The EU’s position may have thrown another wrench in the negotiations. When the TRIPS Council met on July 20, these fundamental disagreements yielded another decision “to continue consideration of the proposal”5. The TRIPS Council meets again in October and progress is uncertain.

Waivers and Vaccine Supply

Waiving patent rights may not solve the vaccine supply problem. Worldwide patents are the unicorns of intellectual property: many anti-patent interest groups speak of them, but they do not exist. Patents must be filed on a country-by-country basis. We reviewed the Moderna patent portfolio, as one example, and determined that there are already many countries where Moderna owns no patent rights.

Moderna’s patent portfolio, for example, includes most of the largest pharmaceutical markets such as the US, the EU, and China, and some smaller markets such as Canada, Colombia, the Philippines, and Tunisia6. This is not worldwide protection, because Moderna has no rights to enforce in over a hundred states. Hypothetically, its vaccine could potentially be produced, exported, and distributed among such states with no recourse by Moderna, where it has no patent rights7. Freedom to operate is only meaningful in such countries if there is also raw material to make vaccines, manufacturing capacity, and expertise to make a safe and effective product.

Lack of existing local capacity appears to provide the major bottleneck to widespread local vaccine production in countries where there are no patent rights.
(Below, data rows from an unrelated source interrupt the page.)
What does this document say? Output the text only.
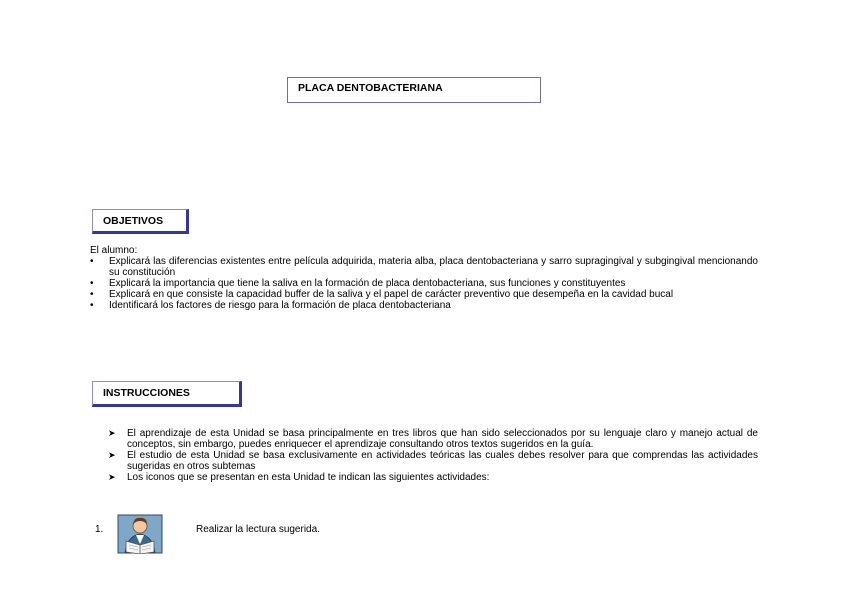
PLACA DENTOBACTERIANA
OBJETIVOS
El alumno:
• Explicará las diferencias existentes entre película adquirida, materia alba, placa dentobacteriana y sarro supragingival y subgingival mencionando su constitución
• Explicará la importancia que tiene la saliva en la formación de placa dentobacteriana, sus funciones y constituyentes
• Explicará en que consiste la capacidad buffer de la saliva y el papel de carácter preventivo que desempeña en la cavidad bucal
• Identificará los factores de riesgo para la formación de placa dentobacteriana
INSTRUCCIONES
➤ El aprendizaje de esta Unidad se basa principalmente en tres libros que han sido seleccionados por su lenguaje claro y manejo actual de conceptos, sin embargo, puedes enriquecer el aprendizaje consultando otros textos sugeridos en la guía.
➤ El estudio de esta Unidad se basa exclusivamente en actividades teóricas las cuales debes resolver para que comprendas las actividades sugeridas en otros subtemas
➤ Los iconos que se presentan en esta Unidad te indican las siguientes actividades:
1.	Realizar la lectura sugerida.
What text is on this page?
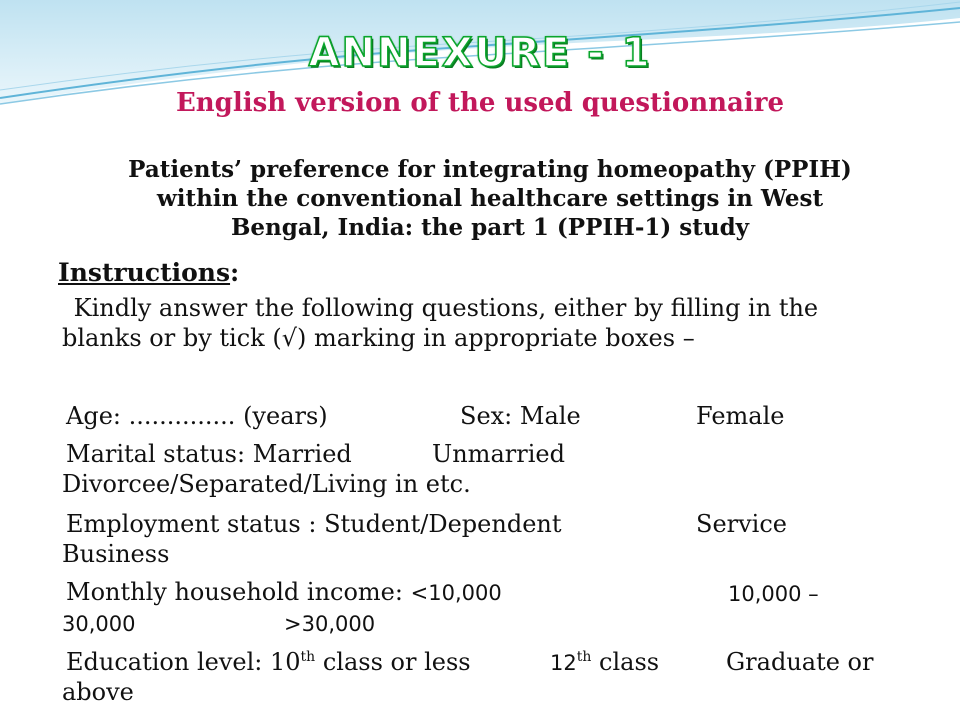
ANNEXURE - 1
English version of the used questionnaire
Patients’ preference for integrating homeopathy (PPIH)
within the conventional healthcare settings in West
Bengal, India: the part 1 (PPIH-1) study
Instructions:
Kindly answer the following questions, either by filling in the
blanks or by tick (√) marking in appropriate boxes –
Age: .............. (years)	Sex: Male	Female
Marital status: Married	Unmarried
Divorcee/Separated/Living in etc.
Employment status : Student/Dependent	Service
Business
Monthly household income: <10,000	10,000 –
30,000	>30,000
Education level: 10th class or less	12th class	Graduate or
above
We do not have expertise in assessing manufacturing capacity, but as an indicator, we note that only 24 vaccine-producing countries’ regulators are recognized by the WHO as meeting its highest standards8. Three of them (Cuba, Iran, and Russia) are subject to some form of sanctions that may impair production and distribution. Beyond the WHO’s designated countries, the Developing Countries Vaccine Manufacturers Network has member producers in Argentina, Bangladesh, Pakistan, Saudi Arabia, South Africa, Taiwan, Thailand, and Vietnam9. In Africa, manufacturing capacity is concentrated in Egypt, South Africa, and Senegall0. It is beyond the scope of this article to assess what efforts are being made in these countries to develop COVID-19 vaccines.
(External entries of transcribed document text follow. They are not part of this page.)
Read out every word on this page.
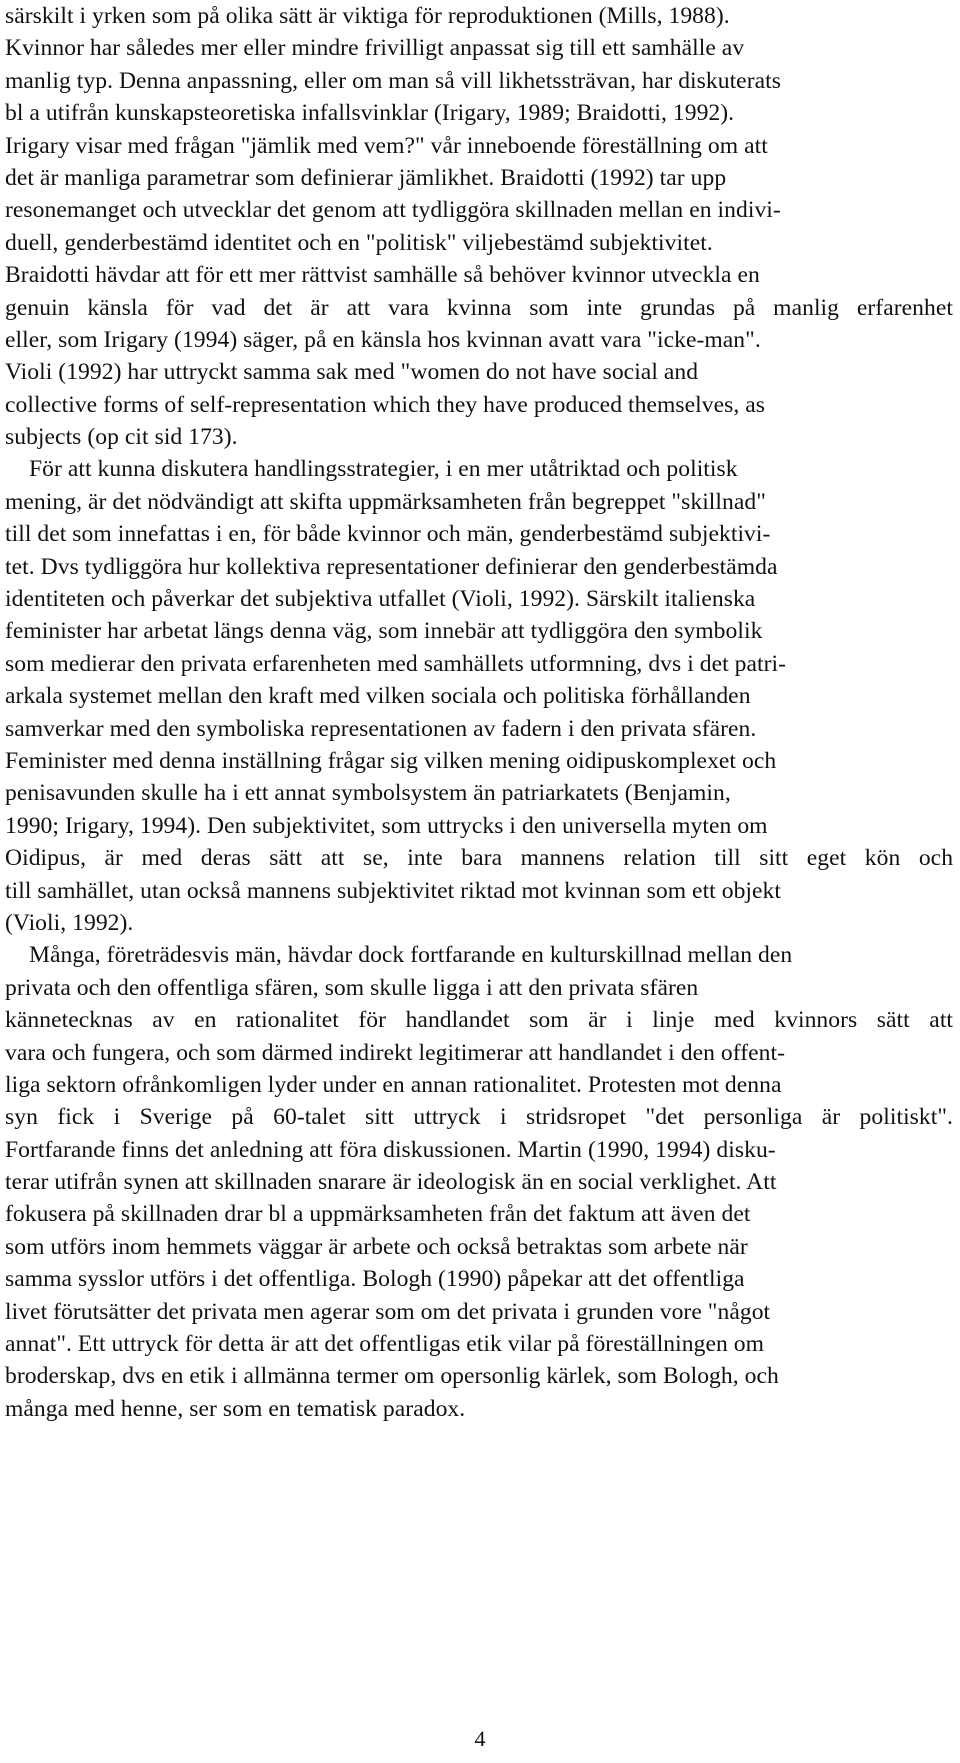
särskilt i yrken som på olika sätt är viktiga för reproduktionen (Mills, 1988).
Kvinnor har således mer eller mindre frivilligt anpassat sig till ett samhälle av
manlig typ. Denna anpassning, eller om man så vill likhetssträvan, har diskuterats
bl a utifrån kunskapsteoretiska infallsvinklar (Irigary, 1989; Braidotti, 1992).
Irigary visar med frågan "jämlik med vem?" vår inneboende föreställning om att
det är manliga parametrar som definierar jämlikhet. Braidotti (1992) tar upp
resonemanget och utvecklar det genom att tydliggöra skillnaden mellan en indivi-
duell, genderbestämd identitet och en "politisk" viljebestämd subjektivitet.
Braidotti hävdar att för ett mer rättvist samhälle så behöver kvinnor utveckla en
genuin känsla för vad det är att vara kvinna som inte grundas på manlig erfarenhet
eller, som Irigary (1994) säger, på en känsla hos kvinnan avatt vara "icke-man".
Violi (1992) har uttryckt samma sak med "women do not have social and
collective forms of self-representation which they have produced themselves, as
subjects (op cit sid 173).

För att kunna diskutera handlingsstrategier, i en mer utåtriktad och politisk
mening, är det nödvändigt att skifta uppmärksamheten från begreppet "skillnad"
till det som innefattas i en, för både kvinnor och män, genderbestämd subjektivi-
tet. Dvs tydliggöra hur kollektiva representationer definierar den genderbestämda
identiteten och påverkar det subjektiva utfallet (Violi, 1992). Särskilt italienska
feminister har arbetat längs denna väg, som innebär att tydliggöra den symbolik
som medierar den privata erfarenheten med samhällets utformning, dvs i det patri-
arkala systemet mellan den kraft med vilken sociala och politiska förhållanden
samverkar med den symboliska representationen av fadern i den privata sfären.
Feminister med denna inställning frågar sig vilken mening oidipuskomplexet och
penisavunden skulle ha i ett annat symbolsystem än patriarkatets (Benjamin,
1990; Irigary, 1994). Den subjektivitet, som uttrycks i den universella myten om
Oidipus, är med deras sätt att se, inte bara mannens relation till sitt eget kön och
till samhället, utan också mannens subjektivitet riktad mot kvinnan som ett objekt
(Violi, 1992).

Många, företrädesvis män, hävdar dock fortfarande en kulturskillnad mellan den
privata och den offentliga sfären, som skulle ligga i att den privata sfären
kännetecknas av en rationalitet för handlandet som är i linje med kvinnors sätt att
vara och fungera, och som därmed indirekt legitimerar att handlandet i den offent-
liga sektorn ofrånkomligen lyder under en annan rationalitet. Protesten mot denna
syn fick i Sverige på 60-talet sitt uttryck i stridsropet "det personliga är politiskt".
Fortfarande finns det anledning att föra diskussionen. Martin (1990, 1994) disku-
terar utifrån synen att skillnaden snarare är ideologisk än en social verklighet. Att
fokusera på skillnaden drar bl a uppmärksamheten från det faktum att även det
som utförs inom hemmets väggar är arbete och också betraktas som arbete när
samma sysslor utförs i det offentliga. Bologh (1990) påpekar att det offentliga
livet förutsätter det privata men agerar som om det privata i grunden vore "något
annat". Ett uttryck för detta är att det offentligas etik vilar på föreställningen om
broderskap, dvs en etik i allmänna termer om opersonlig kärlek, som Bologh, och
många med henne, ser som en tematisk paradox.

4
Even if a waiver or compulsory licence is granted, it does not necessarily enable large-scale manufacture. Efficient scale-up still requires technology transfer from the rights holder to the new manufacturer. We wrote about this in a prior article. This rings especially true where manufacturing mRNA vaccines on a large scale is concerned. Patent and regulatory disclosures may provide a roadmap to manufacturing these vaccines, but critical recent know-how can avoid unnecessary experimentation or setbacks. In a pandemic context, this efficiency is even more critical.
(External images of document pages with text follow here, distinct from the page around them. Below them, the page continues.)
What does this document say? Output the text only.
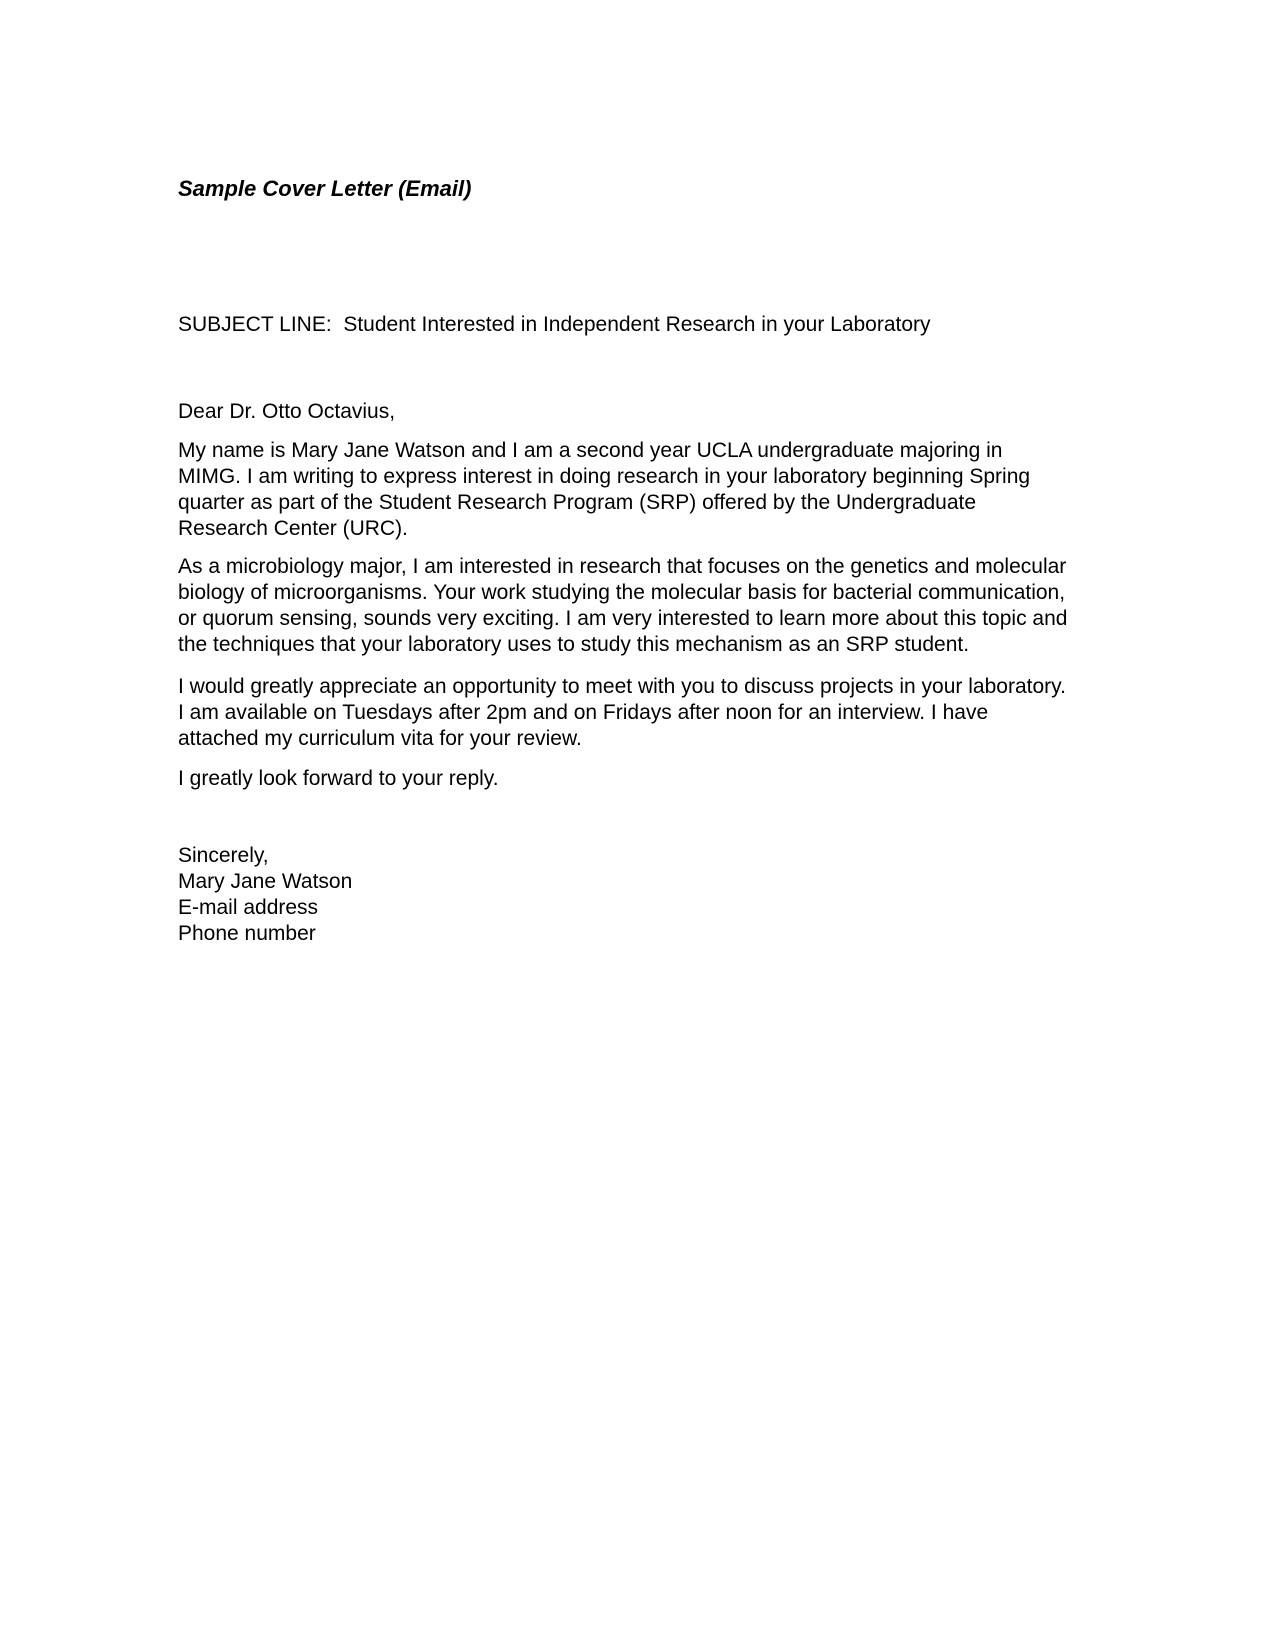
Sample Cover Letter (Email)

SUBJECT LINE:  Student Interested in Independent Research in your Laboratory

Dear Dr. Otto Octavius,

My name is Mary Jane Watson and I am a second year UCLA undergraduate majoring in MIMG. I am writing to express interest in doing research in your laboratory beginning Spring quarter as part of the Student Research Program (SRP) offered by the Undergraduate Research Center (URC).

As a microbiology major, I am interested in research that focuses on the genetics and molecular biology of microorganisms. Your work studying the molecular basis for bacterial communication, or quorum sensing, sounds very exciting. I am very interested to learn more about this topic and the techniques that your laboratory uses to study this mechanism as an SRP student.

I would greatly appreciate an opportunity to meet with you to discuss projects in your laboratory. I am available on Tuesdays after 2pm and on Fridays after noon for an interview. I have attached my curriculum vita for your review.

I greatly look forward to your reply.

Sincerely,

Mary Jane Watson

E-mail address

Phone number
None of the waivers, compulsory licences, or the lack of a national patent, require the rights holder to undertake a technology transfer. Consulting the COVID-19 innovator companies and getting their buy-in on any process to increase access to use IP is therefore vital since efficient and successful technology transfer depends on their voluntary cooperation. This may be easier to achieve when using a limited, existing tool without changing the international patent bargain, that innovators were aware of when they filed. Well-intentioned sudden and sweeping changes should only be considered where innovative companies are supportive and will not have their IP and their long-term viability permanently undermined.